On 11/21/23 10:42 AM, Kuniyuki Iwashima wrote:
diff --git a/include/net/inet6_hashtables.h b/include/net/inet6_hashtables.h
index 533a7337865a..9a67f47a5e64 100644
--- a/include/net/inet6_hashtables.h
+++ b/include/net/inet6_hashtables.h
@@ -116,9 +116,23 @@ struct sock *inet6_steal_sock(struct net *net, struct sk_buff *skb, int doff,
if (!sk)
return NULL;
- if (!prefetched || !sk_fullsock(sk))
+ if (!prefetched)
return sk;
+ if (sk->sk_state == TCP_NEW_SYN_RECV) {
+#if IS_ENABLED(CONFIG_SYN_COOKIE)
+ if (inet_reqsk(sk)->syncookie) {
+ *refcounted = false;
+ skb->sk = sk;
+ skb->destructor = sock_pfree;
Instead of re-init the skb->sk and skb->destructor, can skb_steal_sock() avoid
resetting them to NULL in the first place and skb_steal_sock() returns the
rsk_listener instead? btw, can inet_reqsk(sk)->rsk_listener be set to NULL after
this point?
Beside, it is essentially assigning the incoming request to a listening sk.

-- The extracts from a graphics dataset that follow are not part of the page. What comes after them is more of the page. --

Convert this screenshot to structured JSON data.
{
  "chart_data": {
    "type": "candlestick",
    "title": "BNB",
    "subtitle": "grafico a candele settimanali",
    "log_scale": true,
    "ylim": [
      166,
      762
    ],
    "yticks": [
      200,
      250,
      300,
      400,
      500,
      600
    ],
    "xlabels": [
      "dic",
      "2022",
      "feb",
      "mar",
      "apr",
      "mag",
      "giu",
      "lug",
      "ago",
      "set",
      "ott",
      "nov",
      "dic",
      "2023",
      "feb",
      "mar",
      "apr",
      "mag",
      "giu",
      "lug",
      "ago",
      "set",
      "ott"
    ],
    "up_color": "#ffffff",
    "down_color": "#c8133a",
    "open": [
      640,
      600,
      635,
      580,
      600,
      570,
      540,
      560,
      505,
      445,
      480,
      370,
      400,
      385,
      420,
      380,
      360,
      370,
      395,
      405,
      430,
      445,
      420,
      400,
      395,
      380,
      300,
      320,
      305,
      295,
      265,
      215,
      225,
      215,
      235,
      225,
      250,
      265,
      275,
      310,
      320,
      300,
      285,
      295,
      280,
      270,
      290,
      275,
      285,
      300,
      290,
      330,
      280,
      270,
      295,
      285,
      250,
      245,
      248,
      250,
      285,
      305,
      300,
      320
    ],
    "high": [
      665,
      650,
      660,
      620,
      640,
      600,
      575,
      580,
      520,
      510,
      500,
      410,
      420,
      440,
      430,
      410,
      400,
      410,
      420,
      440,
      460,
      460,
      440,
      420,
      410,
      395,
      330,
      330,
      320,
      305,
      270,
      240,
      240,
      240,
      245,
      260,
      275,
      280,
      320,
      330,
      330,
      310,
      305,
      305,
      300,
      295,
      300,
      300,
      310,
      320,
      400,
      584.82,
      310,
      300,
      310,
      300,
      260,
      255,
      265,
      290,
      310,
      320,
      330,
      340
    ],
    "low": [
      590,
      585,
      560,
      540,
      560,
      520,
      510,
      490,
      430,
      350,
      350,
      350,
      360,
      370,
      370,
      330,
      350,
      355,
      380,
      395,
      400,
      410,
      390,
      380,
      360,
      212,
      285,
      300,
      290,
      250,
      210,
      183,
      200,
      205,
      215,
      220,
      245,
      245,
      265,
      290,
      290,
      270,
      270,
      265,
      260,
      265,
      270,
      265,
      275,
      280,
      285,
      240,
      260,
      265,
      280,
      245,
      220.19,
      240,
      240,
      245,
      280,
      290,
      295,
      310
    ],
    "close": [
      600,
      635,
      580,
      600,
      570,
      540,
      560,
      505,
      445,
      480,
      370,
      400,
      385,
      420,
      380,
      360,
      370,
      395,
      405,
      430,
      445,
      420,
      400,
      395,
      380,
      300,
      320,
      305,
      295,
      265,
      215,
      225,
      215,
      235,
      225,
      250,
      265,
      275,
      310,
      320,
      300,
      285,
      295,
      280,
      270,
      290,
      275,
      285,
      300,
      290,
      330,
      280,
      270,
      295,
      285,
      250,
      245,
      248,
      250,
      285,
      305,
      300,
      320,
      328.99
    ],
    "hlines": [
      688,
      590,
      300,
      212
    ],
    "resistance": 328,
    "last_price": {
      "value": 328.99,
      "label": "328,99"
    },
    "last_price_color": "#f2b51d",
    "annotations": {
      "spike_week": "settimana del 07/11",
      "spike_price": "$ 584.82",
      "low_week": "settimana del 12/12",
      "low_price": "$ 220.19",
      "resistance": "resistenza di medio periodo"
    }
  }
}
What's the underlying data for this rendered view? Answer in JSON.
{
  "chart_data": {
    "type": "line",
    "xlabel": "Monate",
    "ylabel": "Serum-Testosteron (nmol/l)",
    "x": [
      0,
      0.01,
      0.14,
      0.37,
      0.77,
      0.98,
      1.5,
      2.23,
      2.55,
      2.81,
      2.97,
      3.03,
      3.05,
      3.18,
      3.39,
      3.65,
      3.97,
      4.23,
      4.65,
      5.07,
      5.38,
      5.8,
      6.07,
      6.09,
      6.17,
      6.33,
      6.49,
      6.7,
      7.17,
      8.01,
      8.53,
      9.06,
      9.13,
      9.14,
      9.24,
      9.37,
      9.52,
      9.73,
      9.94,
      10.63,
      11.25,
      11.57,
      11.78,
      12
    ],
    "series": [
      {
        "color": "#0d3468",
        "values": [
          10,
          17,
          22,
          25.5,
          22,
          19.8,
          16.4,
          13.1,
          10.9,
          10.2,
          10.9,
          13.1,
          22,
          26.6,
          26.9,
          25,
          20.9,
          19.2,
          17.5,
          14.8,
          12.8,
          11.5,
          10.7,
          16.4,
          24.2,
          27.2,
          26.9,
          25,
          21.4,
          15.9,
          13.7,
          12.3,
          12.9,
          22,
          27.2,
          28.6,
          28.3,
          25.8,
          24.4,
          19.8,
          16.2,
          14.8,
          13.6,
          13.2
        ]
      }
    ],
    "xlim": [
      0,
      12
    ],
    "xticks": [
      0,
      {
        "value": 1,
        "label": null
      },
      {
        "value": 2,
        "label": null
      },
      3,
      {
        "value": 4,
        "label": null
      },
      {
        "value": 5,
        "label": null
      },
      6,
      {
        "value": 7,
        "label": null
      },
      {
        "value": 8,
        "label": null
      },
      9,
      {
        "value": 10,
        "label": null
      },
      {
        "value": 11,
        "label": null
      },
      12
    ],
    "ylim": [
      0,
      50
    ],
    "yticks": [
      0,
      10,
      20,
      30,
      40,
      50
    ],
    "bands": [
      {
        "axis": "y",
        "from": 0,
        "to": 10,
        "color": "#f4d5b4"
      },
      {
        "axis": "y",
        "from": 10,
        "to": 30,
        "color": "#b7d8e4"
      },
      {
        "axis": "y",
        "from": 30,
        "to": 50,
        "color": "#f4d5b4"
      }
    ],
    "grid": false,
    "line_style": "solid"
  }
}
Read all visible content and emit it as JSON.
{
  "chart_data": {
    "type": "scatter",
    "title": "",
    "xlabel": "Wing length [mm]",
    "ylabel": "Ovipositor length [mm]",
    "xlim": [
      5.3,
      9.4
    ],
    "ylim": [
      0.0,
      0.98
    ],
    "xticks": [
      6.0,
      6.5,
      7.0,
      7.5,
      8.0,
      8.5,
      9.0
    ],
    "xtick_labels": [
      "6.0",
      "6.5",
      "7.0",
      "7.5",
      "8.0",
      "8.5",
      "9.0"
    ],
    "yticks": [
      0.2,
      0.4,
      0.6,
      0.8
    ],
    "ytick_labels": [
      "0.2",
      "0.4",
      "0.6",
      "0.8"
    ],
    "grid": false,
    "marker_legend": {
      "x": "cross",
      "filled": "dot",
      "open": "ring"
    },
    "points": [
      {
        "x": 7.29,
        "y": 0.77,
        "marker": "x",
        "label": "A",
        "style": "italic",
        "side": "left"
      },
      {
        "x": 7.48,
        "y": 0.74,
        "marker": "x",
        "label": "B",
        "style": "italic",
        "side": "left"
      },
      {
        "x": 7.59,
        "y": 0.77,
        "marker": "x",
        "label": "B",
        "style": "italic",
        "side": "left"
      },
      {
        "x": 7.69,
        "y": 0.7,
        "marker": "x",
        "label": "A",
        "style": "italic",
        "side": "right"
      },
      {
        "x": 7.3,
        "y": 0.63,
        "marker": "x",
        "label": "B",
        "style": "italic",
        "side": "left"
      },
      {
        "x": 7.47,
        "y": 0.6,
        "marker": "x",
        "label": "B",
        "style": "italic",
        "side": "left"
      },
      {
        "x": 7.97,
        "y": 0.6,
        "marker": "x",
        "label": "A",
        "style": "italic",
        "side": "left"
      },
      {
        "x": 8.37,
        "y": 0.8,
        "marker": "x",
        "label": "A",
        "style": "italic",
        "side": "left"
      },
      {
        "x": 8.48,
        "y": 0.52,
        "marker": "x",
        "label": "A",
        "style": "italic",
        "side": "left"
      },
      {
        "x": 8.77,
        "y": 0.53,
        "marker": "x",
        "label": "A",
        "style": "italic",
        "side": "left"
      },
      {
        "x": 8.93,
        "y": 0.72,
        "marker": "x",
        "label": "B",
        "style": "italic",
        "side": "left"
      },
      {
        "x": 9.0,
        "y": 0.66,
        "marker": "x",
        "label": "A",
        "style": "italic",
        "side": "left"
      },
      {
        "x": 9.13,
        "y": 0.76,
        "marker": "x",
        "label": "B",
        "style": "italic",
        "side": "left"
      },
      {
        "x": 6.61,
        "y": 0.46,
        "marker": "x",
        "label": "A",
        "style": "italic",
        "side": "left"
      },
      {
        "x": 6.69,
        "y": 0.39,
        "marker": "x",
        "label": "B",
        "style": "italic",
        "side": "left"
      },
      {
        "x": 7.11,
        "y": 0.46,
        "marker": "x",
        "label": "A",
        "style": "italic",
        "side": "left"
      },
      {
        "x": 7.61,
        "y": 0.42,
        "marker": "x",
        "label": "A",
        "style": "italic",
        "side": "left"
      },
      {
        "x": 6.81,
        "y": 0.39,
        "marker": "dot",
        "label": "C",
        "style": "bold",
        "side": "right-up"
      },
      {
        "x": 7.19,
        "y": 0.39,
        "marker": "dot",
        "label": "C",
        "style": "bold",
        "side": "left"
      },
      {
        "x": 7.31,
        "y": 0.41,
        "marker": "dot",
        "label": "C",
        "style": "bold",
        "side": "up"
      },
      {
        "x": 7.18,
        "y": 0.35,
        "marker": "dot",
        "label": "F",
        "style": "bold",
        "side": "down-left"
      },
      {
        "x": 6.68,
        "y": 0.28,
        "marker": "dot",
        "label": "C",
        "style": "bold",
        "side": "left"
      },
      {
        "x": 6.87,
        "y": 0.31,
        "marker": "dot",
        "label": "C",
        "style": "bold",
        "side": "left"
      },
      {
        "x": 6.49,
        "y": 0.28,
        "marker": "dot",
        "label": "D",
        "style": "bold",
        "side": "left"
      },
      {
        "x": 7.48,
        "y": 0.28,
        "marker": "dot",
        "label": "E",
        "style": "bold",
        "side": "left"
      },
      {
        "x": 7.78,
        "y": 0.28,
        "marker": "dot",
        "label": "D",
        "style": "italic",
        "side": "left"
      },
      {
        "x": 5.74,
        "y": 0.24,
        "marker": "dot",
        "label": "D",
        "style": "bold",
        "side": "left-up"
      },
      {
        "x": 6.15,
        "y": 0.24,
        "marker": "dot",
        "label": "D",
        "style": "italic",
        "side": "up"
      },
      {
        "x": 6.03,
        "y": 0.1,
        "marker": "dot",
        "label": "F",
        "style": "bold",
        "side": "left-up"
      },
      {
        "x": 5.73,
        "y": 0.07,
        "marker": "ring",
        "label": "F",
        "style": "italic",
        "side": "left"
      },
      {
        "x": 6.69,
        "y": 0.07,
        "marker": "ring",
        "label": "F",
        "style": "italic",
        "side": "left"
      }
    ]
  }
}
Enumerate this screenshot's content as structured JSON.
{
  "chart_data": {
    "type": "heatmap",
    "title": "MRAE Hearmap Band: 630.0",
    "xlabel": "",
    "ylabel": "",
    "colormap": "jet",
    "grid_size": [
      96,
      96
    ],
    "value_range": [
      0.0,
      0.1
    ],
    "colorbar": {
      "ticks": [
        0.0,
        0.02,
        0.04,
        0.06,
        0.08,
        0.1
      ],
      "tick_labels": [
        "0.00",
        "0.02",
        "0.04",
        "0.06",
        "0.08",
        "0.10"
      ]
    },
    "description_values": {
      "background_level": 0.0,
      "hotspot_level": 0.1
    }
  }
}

Does
it need to call the inet6_lookup_reuseport() a few lines below to avoid skipping
the bpf reuseport selection that was fixed in commit 9c02bec95954 ("bpf, net:
Support SO_REUSEPORT sockets with bpf_sk_assign")?
+ return inet_reqsk(sk)->rsk_listener;
+ }
+#endif
+ return sk;
+ } else if (sk->sk_state == TCP_TIME_WAIT) {
+ return sk;
+ }
+
if (sk->sk_protocol == IPPROTO_TCP) {
if (sk->sk_state != TCP_LISTEN)
return sk;
diff --git a/include/net/inet_hashtables.h b/include/net/inet_hashtables.h
index 3ecfeadbfa06..36609656a047 100644
--- a/include/net/inet_hashtables.h
+++ b/include/net/inet_hashtables.h
@@ -462,9 +462,23 @@ struct sock *inet_steal_sock(struct net *net, struct sk_buff *skb, int doff,
if (!sk)
return NULL;
- if (!prefetched || !sk_fullsock(sk))
+ if (!prefetched)
return sk;
+ if (sk->sk_state == TCP_NEW_SYN_RECV) {
+#if IS_ENABLED(CONFIG_SYN_COOKIE)
+ if (inet_reqsk(sk)->syncookie) {
+ *refcounted = false;
+ skb->sk = sk;
+ skb->destructor = sock_pfree;
+ return inet_reqsk(sk)->rsk_listener;
+ }
+#endif
+ return sk;
+ } else if (sk->sk_state == TCP_TIME_WAIT) {
+ return sk;
+ }
+
if (sk->sk_protocol == IPPROTO_TCP) {
if (sk->sk_state != TCP_LISTEN)